Three paintings seized by Nazis to be reclaimed for London eyesight charity
Proceeds of artworks formerly owned by Irma and Oscar Lowenstein will be given London-based Vision Foundation, after lawyers work for free to reclaim the items
Three paintings seized by the Nazis from a Viennese Jewish family in the 1930s are set to net a London-based eyesight charity half a million pounds, after lawyers worked for free to reclaim them.
Irma Lowenstein and her husband Oscar had the artwork by Ferdinand Georg Waldmüller seized from their apartment in the Austrian capital before they fled to London in 1938, where they ran a liberal newspaper.
Oscar died shortly a few years later but Irma, who remarried and became Irma Austin, fought for the paintings’ return for years after they were seized under the anti-Jewish Nuremberg Laws, until her death in 1976 aged 86.
That quest was initially thwarted by geopolitics, after the Soviet Union – part of a multinational post-war peacekeeping force in Vienna – vetoed their return.
Irma died with no heirs and left her estate to the Greater London Fund for the Blind, which became the Vision Foundation. Today it helps more than 200,000 people living with sight loss in and around the British capital.
In 2018 a German genealogist alerted the charity to the fact that the three Waldmüller paintings, which were held by the German state and on loan to various museums around the country, actually belonged to the foundation.
Working pro bono, lawyers at Charles Russell Speechlys helped the charity assume ownership. The first two sold in November for around £360,000, while the third is expected to sell soon for around £180,000.

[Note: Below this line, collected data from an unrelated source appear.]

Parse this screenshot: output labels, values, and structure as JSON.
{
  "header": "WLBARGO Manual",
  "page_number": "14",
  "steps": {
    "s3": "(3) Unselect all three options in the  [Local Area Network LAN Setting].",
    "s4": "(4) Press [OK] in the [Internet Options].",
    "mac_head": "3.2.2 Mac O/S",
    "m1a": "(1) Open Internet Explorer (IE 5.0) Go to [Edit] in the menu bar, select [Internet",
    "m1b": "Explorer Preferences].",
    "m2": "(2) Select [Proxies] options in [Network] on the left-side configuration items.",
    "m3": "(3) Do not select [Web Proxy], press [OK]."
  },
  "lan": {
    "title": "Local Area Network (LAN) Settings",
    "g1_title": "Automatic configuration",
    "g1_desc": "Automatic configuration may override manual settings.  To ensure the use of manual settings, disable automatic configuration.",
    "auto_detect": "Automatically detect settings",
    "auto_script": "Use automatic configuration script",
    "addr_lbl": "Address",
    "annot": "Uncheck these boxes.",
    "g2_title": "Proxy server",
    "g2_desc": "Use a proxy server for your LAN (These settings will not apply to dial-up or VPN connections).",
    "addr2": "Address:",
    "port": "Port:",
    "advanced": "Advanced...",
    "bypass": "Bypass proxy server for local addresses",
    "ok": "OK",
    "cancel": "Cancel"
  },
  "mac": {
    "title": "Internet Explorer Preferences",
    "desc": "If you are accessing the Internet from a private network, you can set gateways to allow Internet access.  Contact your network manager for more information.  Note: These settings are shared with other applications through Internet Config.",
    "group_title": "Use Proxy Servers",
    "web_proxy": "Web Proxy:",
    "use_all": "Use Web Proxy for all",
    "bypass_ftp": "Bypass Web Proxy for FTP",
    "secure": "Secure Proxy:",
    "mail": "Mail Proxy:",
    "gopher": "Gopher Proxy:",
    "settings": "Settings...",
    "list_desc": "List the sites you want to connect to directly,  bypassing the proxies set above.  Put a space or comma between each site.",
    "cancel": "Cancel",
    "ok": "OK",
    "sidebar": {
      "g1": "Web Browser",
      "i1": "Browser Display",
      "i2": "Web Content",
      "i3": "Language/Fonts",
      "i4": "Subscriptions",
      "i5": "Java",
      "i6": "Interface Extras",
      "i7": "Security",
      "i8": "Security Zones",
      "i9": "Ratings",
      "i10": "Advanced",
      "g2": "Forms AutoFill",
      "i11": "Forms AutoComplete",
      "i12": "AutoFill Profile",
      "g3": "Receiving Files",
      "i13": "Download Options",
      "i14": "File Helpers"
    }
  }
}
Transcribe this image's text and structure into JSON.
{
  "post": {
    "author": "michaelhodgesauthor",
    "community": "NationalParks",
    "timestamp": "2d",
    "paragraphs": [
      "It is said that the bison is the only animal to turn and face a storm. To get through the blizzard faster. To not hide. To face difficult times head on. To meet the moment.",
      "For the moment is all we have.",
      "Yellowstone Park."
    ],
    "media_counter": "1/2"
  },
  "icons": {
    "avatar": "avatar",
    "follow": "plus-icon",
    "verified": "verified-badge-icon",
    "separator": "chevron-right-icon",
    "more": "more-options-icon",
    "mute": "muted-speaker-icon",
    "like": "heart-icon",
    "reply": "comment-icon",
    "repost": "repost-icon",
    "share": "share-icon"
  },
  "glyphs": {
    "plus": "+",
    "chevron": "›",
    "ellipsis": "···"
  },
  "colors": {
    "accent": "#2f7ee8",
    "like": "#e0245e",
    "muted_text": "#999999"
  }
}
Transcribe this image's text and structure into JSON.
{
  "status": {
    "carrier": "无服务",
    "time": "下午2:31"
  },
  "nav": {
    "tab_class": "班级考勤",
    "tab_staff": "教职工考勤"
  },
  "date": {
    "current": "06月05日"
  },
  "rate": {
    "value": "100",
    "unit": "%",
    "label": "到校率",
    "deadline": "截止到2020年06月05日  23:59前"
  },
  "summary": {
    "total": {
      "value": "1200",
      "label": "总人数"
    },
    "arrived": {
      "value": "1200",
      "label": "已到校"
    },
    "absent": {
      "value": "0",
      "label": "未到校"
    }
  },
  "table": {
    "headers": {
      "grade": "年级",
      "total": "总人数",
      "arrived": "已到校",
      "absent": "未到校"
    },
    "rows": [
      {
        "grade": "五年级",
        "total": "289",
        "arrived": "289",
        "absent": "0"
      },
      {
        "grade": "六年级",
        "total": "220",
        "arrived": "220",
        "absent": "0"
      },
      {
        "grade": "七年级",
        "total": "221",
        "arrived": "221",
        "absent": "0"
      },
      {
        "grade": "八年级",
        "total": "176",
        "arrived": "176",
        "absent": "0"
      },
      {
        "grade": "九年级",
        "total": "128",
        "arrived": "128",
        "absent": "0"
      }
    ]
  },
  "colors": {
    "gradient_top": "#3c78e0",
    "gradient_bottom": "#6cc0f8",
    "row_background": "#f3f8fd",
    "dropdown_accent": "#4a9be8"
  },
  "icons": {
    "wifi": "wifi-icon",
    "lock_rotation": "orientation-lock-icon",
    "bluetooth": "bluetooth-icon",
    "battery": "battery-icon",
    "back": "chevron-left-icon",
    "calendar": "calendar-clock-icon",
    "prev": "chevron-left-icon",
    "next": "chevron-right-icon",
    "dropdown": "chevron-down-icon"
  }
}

Tamsin Baxter, a director at Vision Foundation, said: “After everything Irma went through in her life, it is truly remarkable that almost 50 years since her death she is still supporting a cause that appears to have meant so much to her during her life.”
The three paintings – ‘Preparing the Celebration of the Wine Harvest,’ ‘The Grandparents’ Visit’ and ‘The Good Natured-Child (The Beggar)’ – had been due to become part of Hitler’s Führer Museum in Linz.